A bit further west, Houston SaberCats were hosting two-time champions Seattle Seawolves. Two of the original MLR franchises, they have had divergent paths. Houston have always provoked high hopes. With a long and public pre-season before MLR 2018 (year one), the SaberCats were respected and feared.

Seattle, on the other hand, were little known. I recall an ad hoc pre-season poll putting them last. Undaunted, Seattle would go on to win the first two and only two MLR shields. Houston would win only a handful of matches. 

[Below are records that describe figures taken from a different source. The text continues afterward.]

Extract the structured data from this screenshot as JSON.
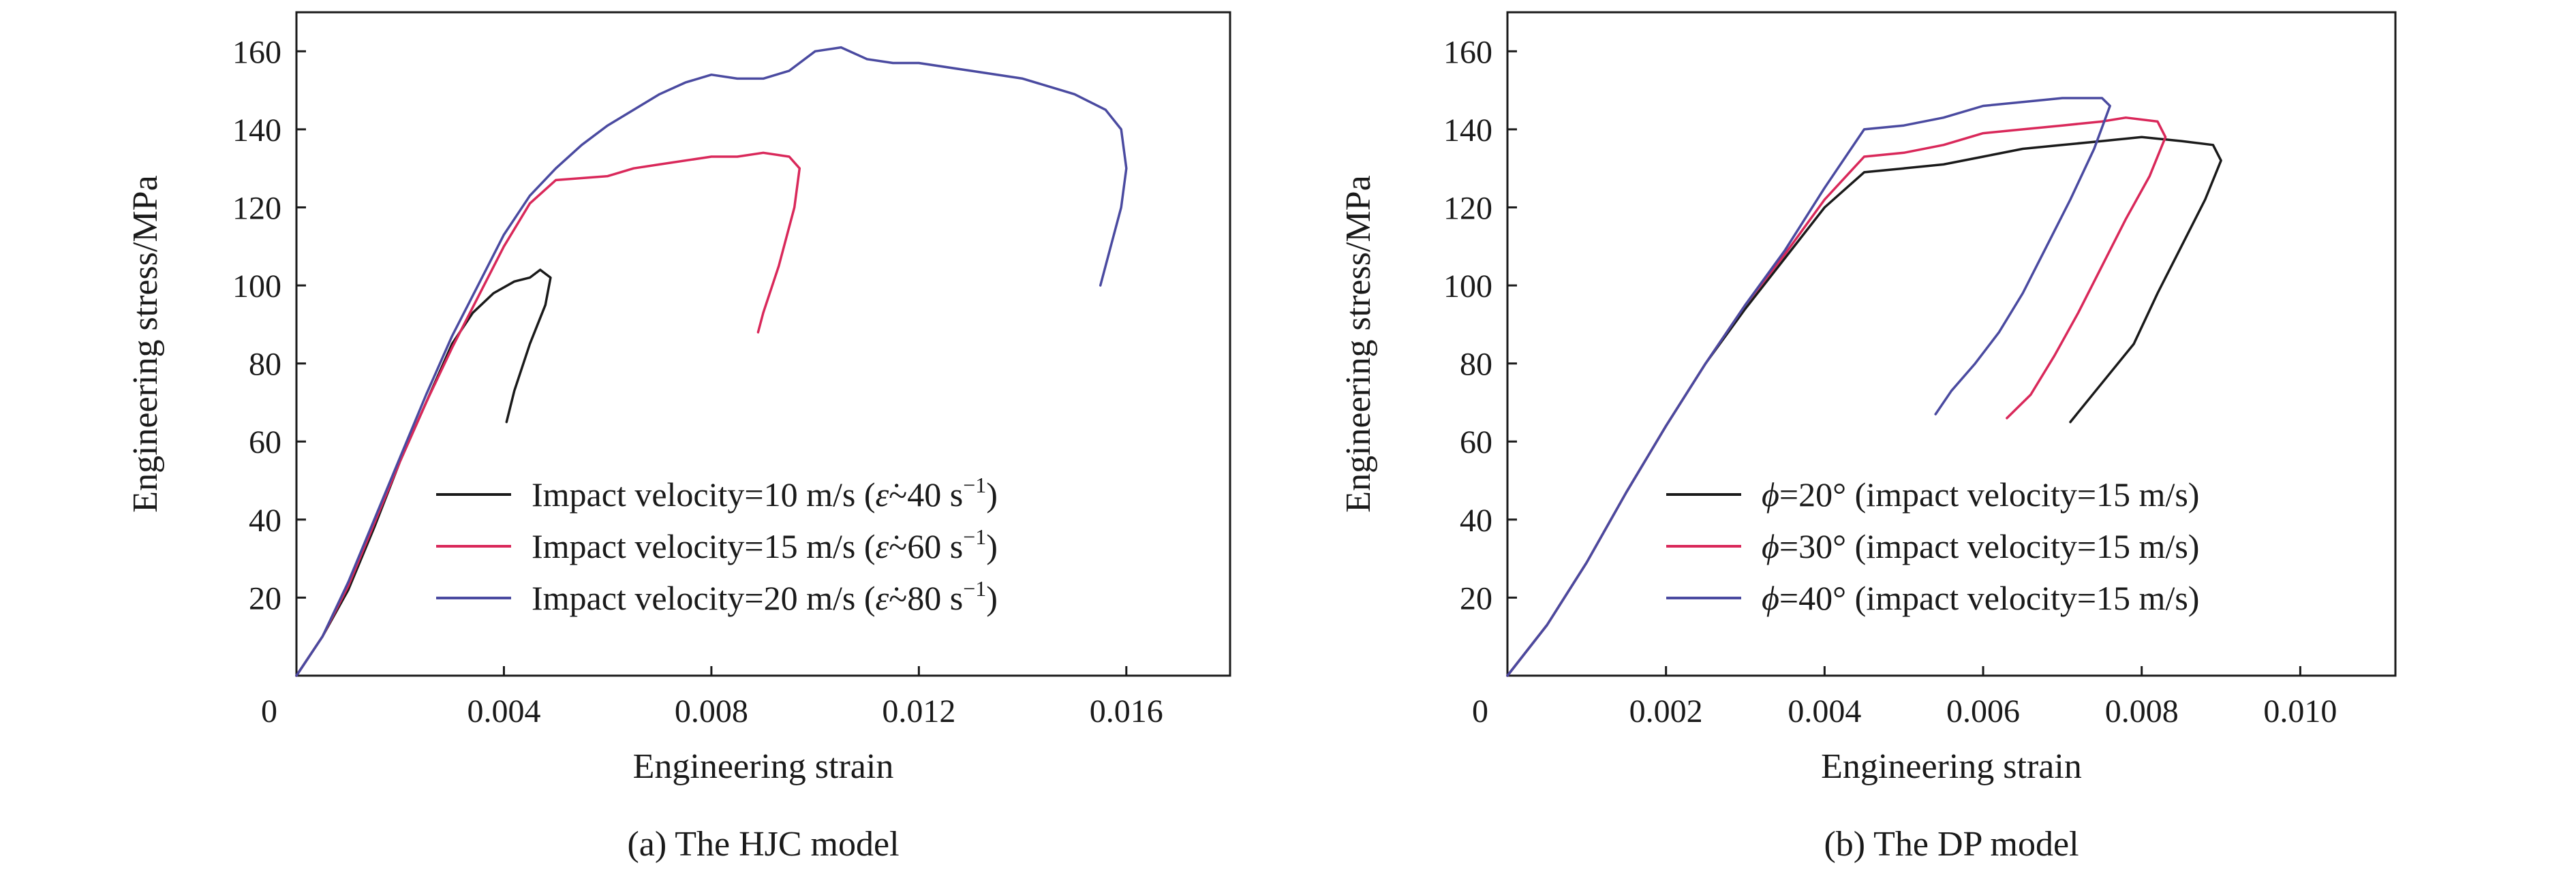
{
  "chart_data": [
    {
      "type": "line",
      "caption": "(a) The HJC model",
      "xlabel": "Engineering strain",
      "ylabel": "Engineering stress/MPa",
      "xlim": [
        0,
        0.018
      ],
      "ylim": [
        0,
        170
      ],
      "x_ticks": [
        0.004,
        0.008,
        0.012,
        0.016
      ],
      "x_tick_labels": [
        "0.004",
        "0.008",
        "0.012",
        "0.016"
      ],
      "y_ticks": [
        20,
        40,
        60,
        80,
        100,
        120,
        140,
        160
      ],
      "y_tick_labels": [
        "20",
        "40",
        "60",
        "80",
        "100",
        "120",
        "140",
        "160"
      ],
      "origin_label": "0",
      "grid": false,
      "legend_position": "lower-right",
      "series": [
        {
          "name": "Impact velocity=10 m/s (ε̇~40 s⁻¹)",
          "legend": {
            "prefix": "Impact velocity=10 m/s (",
            "symbol": "ε̇",
            "rate": "~40 s",
            "sup": "−1",
            "suffix": ")"
          },
          "color": "#1a1a1a",
          "x": [
            0,
            0.0005,
            0.001,
            0.0015,
            0.002,
            0.0025,
            0.003,
            0.0034,
            0.0038,
            0.0042,
            0.0045,
            0.0047,
            0.0048,
            0.0049,
            0.0048,
            0.0045,
            0.0042,
            0.00405
          ],
          "y": [
            0,
            10,
            22,
            38,
            55,
            70,
            85,
            93,
            98,
            101,
            102,
            104,
            103,
            102,
            95,
            85,
            73,
            65
          ]
        },
        {
          "name": "Impact velocity=15 m/s (ε̇~60 s⁻¹)",
          "legend": {
            "prefix": "Impact velocity=15 m/s (",
            "symbol": "ε̇",
            "rate": "~60 s",
            "sup": "−1",
            "suffix": ")"
          },
          "color": "#d9285a",
          "x": [
            0,
            0.0005,
            0.001,
            0.0015,
            0.002,
            0.0025,
            0.003,
            0.0035,
            0.004,
            0.0045,
            0.005,
            0.006,
            0.0065,
            0.007,
            0.008,
            0.0085,
            0.009,
            0.0095,
            0.0097,
            0.0096,
            0.0093,
            0.009,
            0.0089
          ],
          "y": [
            0,
            10,
            23,
            39,
            55,
            70,
            84,
            97,
            110,
            121,
            127,
            128,
            130,
            131,
            133,
            133,
            134,
            133,
            130,
            120,
            105,
            93,
            88
          ]
        },
        {
          "name": "Impact velocity=20 m/s (ε̇~80 s⁻¹)",
          "legend": {
            "prefix": "Impact velocity=20 m/s (",
            "symbol": "ε̇",
            "rate": "~80 s",
            "sup": "−1",
            "suffix": ")"
          },
          "color": "#4a4aa0",
          "x": [
            0,
            0.0005,
            0.001,
            0.0015,
            0.002,
            0.0025,
            0.003,
            0.0035,
            0.004,
            0.0045,
            0.005,
            0.0055,
            0.006,
            0.007,
            0.0075,
            0.008,
            0.0085,
            0.009,
            0.0095,
            0.01,
            0.0105,
            0.011,
            0.0115,
            0.012,
            0.013,
            0.014,
            0.015,
            0.0156,
            0.0159,
            0.016,
            0.0159,
            0.0157,
            0.0155
          ],
          "y": [
            0,
            10,
            24,
            40,
            56,
            72,
            87,
            100,
            113,
            123,
            130,
            136,
            141,
            149,
            152,
            154,
            153,
            153,
            155,
            160,
            161,
            158,
            157,
            157,
            155,
            153,
            149,
            145,
            140,
            130,
            120,
            110,
            100
          ]
        }
      ]
    },
    {
      "type": "line",
      "caption": "(b) The DP model",
      "xlabel": "Engineering strain",
      "ylabel": "Engineering stress/MPa",
      "xlim": [
        0,
        0.0112
      ],
      "ylim": [
        0,
        170
      ],
      "x_ticks": [
        0.002,
        0.004,
        0.006,
        0.008,
        0.01
      ],
      "x_tick_labels": [
        "0.002",
        "0.004",
        "0.006",
        "0.008",
        "0.010"
      ],
      "y_ticks": [
        20,
        40,
        60,
        80,
        100,
        120,
        140,
        160
      ],
      "y_tick_labels": [
        "20",
        "40",
        "60",
        "80",
        "100",
        "120",
        "140",
        "160"
      ],
      "origin_label": "0",
      "grid": false,
      "legend_position": "lower-right",
      "series": [
        {
          "name": "ϕ=20° (impact velocity=15 m/s)",
          "legend": {
            "symbol": "ϕ",
            "text": "=20° (impact velocity=15 m/s)"
          },
          "color": "#1a1a1a",
          "x": [
            0,
            0.0005,
            0.001,
            0.0015,
            0.002,
            0.0025,
            0.003,
            0.0035,
            0.004,
            0.0045,
            0.005,
            0.0055,
            0.006,
            0.0065,
            0.007,
            0.0075,
            0.008,
            0.0085,
            0.0089,
            0.009,
            0.0088,
            0.0085,
            0.0082,
            0.0079,
            0.0075,
            0.0071
          ],
          "y": [
            0,
            13,
            29,
            47,
            64,
            80,
            94,
            107,
            120,
            129,
            130,
            131,
            133,
            135,
            136,
            137,
            138,
            137,
            136,
            132,
            122,
            110,
            98,
            85,
            75,
            65
          ]
        },
        {
          "name": "ϕ=30° (impact velocity=15 m/s)",
          "legend": {
            "symbol": "ϕ",
            "text": "=30° (impact velocity=15 m/s)"
          },
          "color": "#d9285a",
          "x": [
            0,
            0.0005,
            0.001,
            0.0015,
            0.002,
            0.0025,
            0.003,
            0.0035,
            0.004,
            0.0045,
            0.005,
            0.0055,
            0.006,
            0.0065,
            0.007,
            0.0075,
            0.0078,
            0.0082,
            0.0083,
            0.0081,
            0.0078,
            0.0075,
            0.0072,
            0.0069,
            0.0066,
            0.0063
          ],
          "y": [
            0,
            13,
            29,
            47,
            64,
            80,
            95,
            108,
            122,
            133,
            134,
            136,
            139,
            140,
            141,
            142,
            143,
            142,
            138,
            128,
            117,
            105,
            93,
            82,
            72,
            66
          ]
        },
        {
          "name": "ϕ=40° (impact velocity=15 m/s)",
          "legend": {
            "symbol": "ϕ",
            "text": "=40° (impact velocity=15 m/s)"
          },
          "color": "#4a4aa0",
          "x": [
            0,
            0.0005,
            0.001,
            0.0015,
            0.002,
            0.0025,
            0.003,
            0.0035,
            0.004,
            0.0045,
            0.005,
            0.0055,
            0.006,
            0.0065,
            0.007,
            0.0075,
            0.0076,
            0.0074,
            0.0071,
            0.0068,
            0.0065,
            0.0062,
            0.0059,
            0.0056,
            0.0054
          ],
          "y": [
            0,
            13,
            29,
            47,
            64,
            80,
            95,
            109,
            125,
            140,
            141,
            143,
            146,
            147,
            148,
            148,
            146,
            135,
            122,
            110,
            98,
            88,
            80,
            73,
            67
          ]
        }
      ]
    }
  ]
}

Saturday evening, Houston had the chance to reverse the trend. In a pitched, seesaw of a game, the SaberCats finally found their way to the winner’s circle against a top-performing franchise. It took a full team effort, including set piece wins against Seattle that would have been unthinkable against Seattle of years past. Mark this week as a turning of the tide, when Houston finally began to reach its potential and Seattle readied to pass the champion’s torch.

Armor Shortage

Major League Rugby is back! Not clear that defense came back with it.

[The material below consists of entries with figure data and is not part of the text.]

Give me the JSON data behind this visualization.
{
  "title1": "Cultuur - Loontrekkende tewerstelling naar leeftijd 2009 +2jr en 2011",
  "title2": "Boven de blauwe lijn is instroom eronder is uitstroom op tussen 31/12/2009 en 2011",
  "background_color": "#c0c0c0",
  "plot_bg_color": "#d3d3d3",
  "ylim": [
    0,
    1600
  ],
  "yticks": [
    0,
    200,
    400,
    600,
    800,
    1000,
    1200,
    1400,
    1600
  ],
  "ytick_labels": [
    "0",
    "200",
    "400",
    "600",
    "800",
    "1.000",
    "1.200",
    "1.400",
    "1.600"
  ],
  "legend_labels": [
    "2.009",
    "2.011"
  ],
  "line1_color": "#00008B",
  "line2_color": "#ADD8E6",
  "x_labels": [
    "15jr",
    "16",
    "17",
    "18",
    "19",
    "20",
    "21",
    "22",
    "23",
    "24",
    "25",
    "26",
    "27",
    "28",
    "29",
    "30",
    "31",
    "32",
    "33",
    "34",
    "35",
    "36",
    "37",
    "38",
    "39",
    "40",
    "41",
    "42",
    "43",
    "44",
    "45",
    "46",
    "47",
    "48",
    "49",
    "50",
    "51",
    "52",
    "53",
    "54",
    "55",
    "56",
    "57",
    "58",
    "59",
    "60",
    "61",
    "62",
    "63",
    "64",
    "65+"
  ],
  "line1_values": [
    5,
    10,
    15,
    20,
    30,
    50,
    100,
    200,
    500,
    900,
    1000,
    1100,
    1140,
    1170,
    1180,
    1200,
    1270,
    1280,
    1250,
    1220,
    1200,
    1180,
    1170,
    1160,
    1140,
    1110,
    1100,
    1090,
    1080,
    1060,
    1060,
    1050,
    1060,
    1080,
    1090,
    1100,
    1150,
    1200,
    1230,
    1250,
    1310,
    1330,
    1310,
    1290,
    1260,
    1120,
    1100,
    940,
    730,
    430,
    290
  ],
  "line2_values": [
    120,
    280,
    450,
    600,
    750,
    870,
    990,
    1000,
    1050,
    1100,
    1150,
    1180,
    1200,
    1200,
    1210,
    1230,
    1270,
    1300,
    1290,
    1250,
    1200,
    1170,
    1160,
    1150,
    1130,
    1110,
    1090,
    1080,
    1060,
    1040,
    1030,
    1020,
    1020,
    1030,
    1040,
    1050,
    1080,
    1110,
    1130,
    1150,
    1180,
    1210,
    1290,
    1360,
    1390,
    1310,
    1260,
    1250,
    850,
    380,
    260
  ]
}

Let’s face it. There has been no rugby for a year. Even training has been hard to come by. It showed.

The average score this weekend was a healthy 27.75. The lowest score was from Toronto, who managed only 14. Expansion team LA Giltinis led the pack, dropping 42 on the visiting New England Free Jacks.

Broadly speaking, these were error-prone matches with shambolic and inconsistent defensive efforts. MLR quality of play had been trending up. It did not trend up this week. But if we’re being honest, it was to be expected. There was just no way 12 sharp teams were taking the pitch after the rugby lay-off we’ve experienced.

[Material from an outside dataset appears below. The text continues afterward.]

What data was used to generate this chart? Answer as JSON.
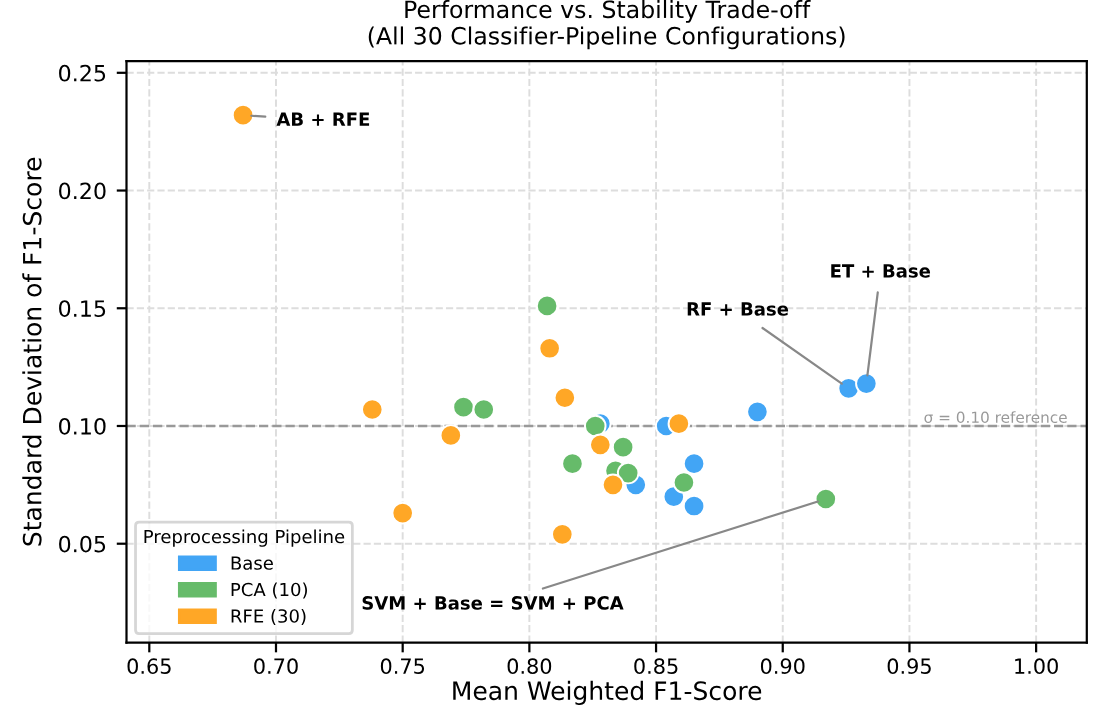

Nevertheless, the drama was back in full force. Aside from LA, who pounded on the ‘Jacks, every other contest was within a one try margin. Five of our six fixtures came down to the wire, and several could be considered upsets. The skills were rusty, but they will improve as players get back into pre-COVID form. Still, you can’t teach “excitement” and you can’t force parity. MLR has always managed to have that, at least.

A Network of Their Own

Was awesome. Is awesome. The Rugby Network, MLR’s new streaming app, has been with us only a few days. It came through big in Week 1.

One would be forgiven for having some doubt during the San Diego v New York opener. The broadcast quality from Vegas was abysmal. Camera clarity and angles were awful. There were (I think) two yellow cards given to New York, though I saw zero cards shown on screen. 

That wasn’t the only issue. Broadcasters were typically remote, and it often showed. They were subject to the same inconsistent camera work as us watching at home, and seemed at times to struggle to piece the action together. 

Regardless of the errors, it was a huge success. Aside from SDvNY, the camera quality was adequate. Most of the rugby action (if not always officiating action) was clear and easy to follow. And it was all on-time, working as promised, easy to use and COMPLETELY FREE.

If MLR wants to become a successful business venture, it must find a way to monetize the exciting rugby football being played in its name. Owning a platform that can live stream matches is a critical milestone in that journey. There’s some work to do, for sure, but chalk this one up in the win column for MLR.

Shaken and Stirred

Is how one might describe New England after absorbing the onslaught LA brought in their debut fixture. It was a blood bath, with contributions well-spread among LA’s headline names. New England, for their part, were able to score points. But they never really looked able to earn the W.

It will get harder for LA. New England may be one of this year’s weaker teams, LA won’t always be playing in their gorgeous home stadium, its older players may struggle to keep up throughout the year. But those are problems for future weeks. For now, LA is here, they are real and they are spectacular.